Zu den vielen Ursachen, die uns in dieses gefährliche Stadium geführt haben, gehört sicherlich die Störung der „Beziehungsmatrix“. Wir vergessen, dass alle Dinge miteinander verbunden sind. In der poetischen Sprache von Papst Franziskus in seiner Enzyklika über eine integrale Ökologie (Über die Pflege des gemeinsamen Hauses) „Die Sonne und der Mond, die Zeder und die kleine Blume, der Adler und der Spatz (…) bedeuten, dass kein Geschöpf allein genügt; Sie existieren nur in Abhängigkeit voneinander, um sich gegenseitig im Dienst zu ergänzen“ (Nr. 85). Hier erscheint das gerechte natürliche Maß, das durch die Wissenschaften und viele Formen des Wissens gebrochen wird.
Die Moderne basiert auf der Atomisierung von Wissen, von Dingen, die ohne intrinsischen Wert betrachtet und zum Vergnügen der Menschen oder, im schlimmsten Fall, auf der unbegrenzten Anhäufung rein materieller Güter bereitgestellt werden. So entstand die Welt der Dinge; einschließlich der heiligsten menschlichen Organe wurden in Waren umgewandelt, die auf den Markt gebracht werden konnten und den ihnen gebührenden Preis verdienten, was bereits 1847 von Marx in seinem Werk angedeutet wurde Elend der Philosophie und 1944 von Karl Polaniy in seinem Werk systematisiert die große Verwandlung.
Wie kommt man aus diesem Schlamassel tragischer Dimensionen heraus? Wir haben keinen anderen Ausweg, wenn wir auf diesem Planeten weiterleben wollen, als zur Ethik zurückzukehren, uns um alle Dinge, unser Leben und insbesondere um das richtige Maß zu kümmern. Es und Fürsorge können die Zukunft unserer Zivilisation und unseres Aufenthalts auf der Erde retten.
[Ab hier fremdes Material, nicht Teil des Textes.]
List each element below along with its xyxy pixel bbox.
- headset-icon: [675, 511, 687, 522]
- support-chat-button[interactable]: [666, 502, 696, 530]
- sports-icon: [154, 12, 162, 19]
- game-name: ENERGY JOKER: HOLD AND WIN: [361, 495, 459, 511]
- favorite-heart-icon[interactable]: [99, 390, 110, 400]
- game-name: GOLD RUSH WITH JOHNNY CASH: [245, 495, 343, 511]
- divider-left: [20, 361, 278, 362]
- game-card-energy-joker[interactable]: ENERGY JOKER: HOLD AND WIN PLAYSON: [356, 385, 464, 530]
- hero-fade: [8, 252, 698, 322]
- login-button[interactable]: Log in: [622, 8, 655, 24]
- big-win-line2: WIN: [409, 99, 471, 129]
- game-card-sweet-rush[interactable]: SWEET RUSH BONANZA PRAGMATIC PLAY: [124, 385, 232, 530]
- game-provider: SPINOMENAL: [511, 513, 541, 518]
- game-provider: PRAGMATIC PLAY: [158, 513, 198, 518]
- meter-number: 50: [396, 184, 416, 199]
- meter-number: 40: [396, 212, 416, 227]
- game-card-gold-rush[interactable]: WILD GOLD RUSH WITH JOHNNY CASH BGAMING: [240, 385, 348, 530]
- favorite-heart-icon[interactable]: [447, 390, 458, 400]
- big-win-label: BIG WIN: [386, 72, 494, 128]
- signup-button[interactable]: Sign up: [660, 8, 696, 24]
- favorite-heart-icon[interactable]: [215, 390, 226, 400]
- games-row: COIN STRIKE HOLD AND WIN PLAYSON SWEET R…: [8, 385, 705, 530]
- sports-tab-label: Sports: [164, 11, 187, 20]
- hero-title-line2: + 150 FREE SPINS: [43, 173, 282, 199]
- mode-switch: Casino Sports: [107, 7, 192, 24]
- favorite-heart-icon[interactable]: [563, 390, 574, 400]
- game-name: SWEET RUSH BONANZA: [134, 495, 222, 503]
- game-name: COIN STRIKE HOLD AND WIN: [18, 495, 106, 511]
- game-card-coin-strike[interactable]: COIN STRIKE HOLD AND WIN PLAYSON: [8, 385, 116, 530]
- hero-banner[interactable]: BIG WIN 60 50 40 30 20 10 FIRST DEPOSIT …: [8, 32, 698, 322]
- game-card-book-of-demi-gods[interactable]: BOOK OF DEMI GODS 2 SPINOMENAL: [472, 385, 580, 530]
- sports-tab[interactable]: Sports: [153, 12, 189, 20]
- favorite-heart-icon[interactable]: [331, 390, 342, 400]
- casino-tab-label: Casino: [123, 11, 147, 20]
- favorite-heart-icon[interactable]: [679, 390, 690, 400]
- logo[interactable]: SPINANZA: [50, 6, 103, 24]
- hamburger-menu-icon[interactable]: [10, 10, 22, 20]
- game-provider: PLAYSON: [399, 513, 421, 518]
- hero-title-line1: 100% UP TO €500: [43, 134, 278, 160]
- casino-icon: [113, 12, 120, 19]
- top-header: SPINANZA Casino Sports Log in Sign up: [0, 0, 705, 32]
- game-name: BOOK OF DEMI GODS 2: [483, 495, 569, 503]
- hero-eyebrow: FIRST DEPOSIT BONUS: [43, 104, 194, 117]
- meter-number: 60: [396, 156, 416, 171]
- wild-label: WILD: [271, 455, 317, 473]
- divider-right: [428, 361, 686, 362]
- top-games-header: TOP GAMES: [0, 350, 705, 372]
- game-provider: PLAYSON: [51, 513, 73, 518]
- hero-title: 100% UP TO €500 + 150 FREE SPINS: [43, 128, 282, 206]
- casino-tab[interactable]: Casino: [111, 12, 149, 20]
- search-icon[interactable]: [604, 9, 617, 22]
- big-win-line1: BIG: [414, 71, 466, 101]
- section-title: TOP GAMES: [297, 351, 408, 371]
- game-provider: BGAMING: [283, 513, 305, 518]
Ich beschäftigte mich mit dieser ultimativen Frage nach Leben und Tod und schrieb zwei Bücher, das Ergebnis umfangreicher interkultureller Forschung. Die erste erschien im Jahr 2022 Der ambitionierte Fischer und der verzauberte Fisch: Die Suche nach dem richtigen Maß. Darin bevorzugte ich das Erzählgenre mit der Verwendung von Geschichten und Mythen, die mit dem richtigen Maß verknüpft sind. Der zweite vervollständigt den ersten, Die Suche nach einem gerechten Maß: Wie man den Planeten Erde ins Gleichgewicht bringt. In dieser Sekunde habe ich versucht, auf wissenschaftlichere Weise den Ursachen auf den Grund zu gehen, die dazu geführt haben, dass wir das richtige Maß vergessen haben, nämlich den Verlust der relationalen Matrix.
So sehr wir auch versuchen zu glauben, dass nur eine Rückkehr zum richtigen Maß und zur Ethik der Pflege uns retten kann, bleibt immer eine beunruhigende Frage: Haben wir angesichts der Verallgemeinerung der schweren existenziellen Krise noch genug Zeit und Weisheit? aus dieser Konvertierung? Die Hoffnung stirbt nie und sollte uns nicht enttäuschen.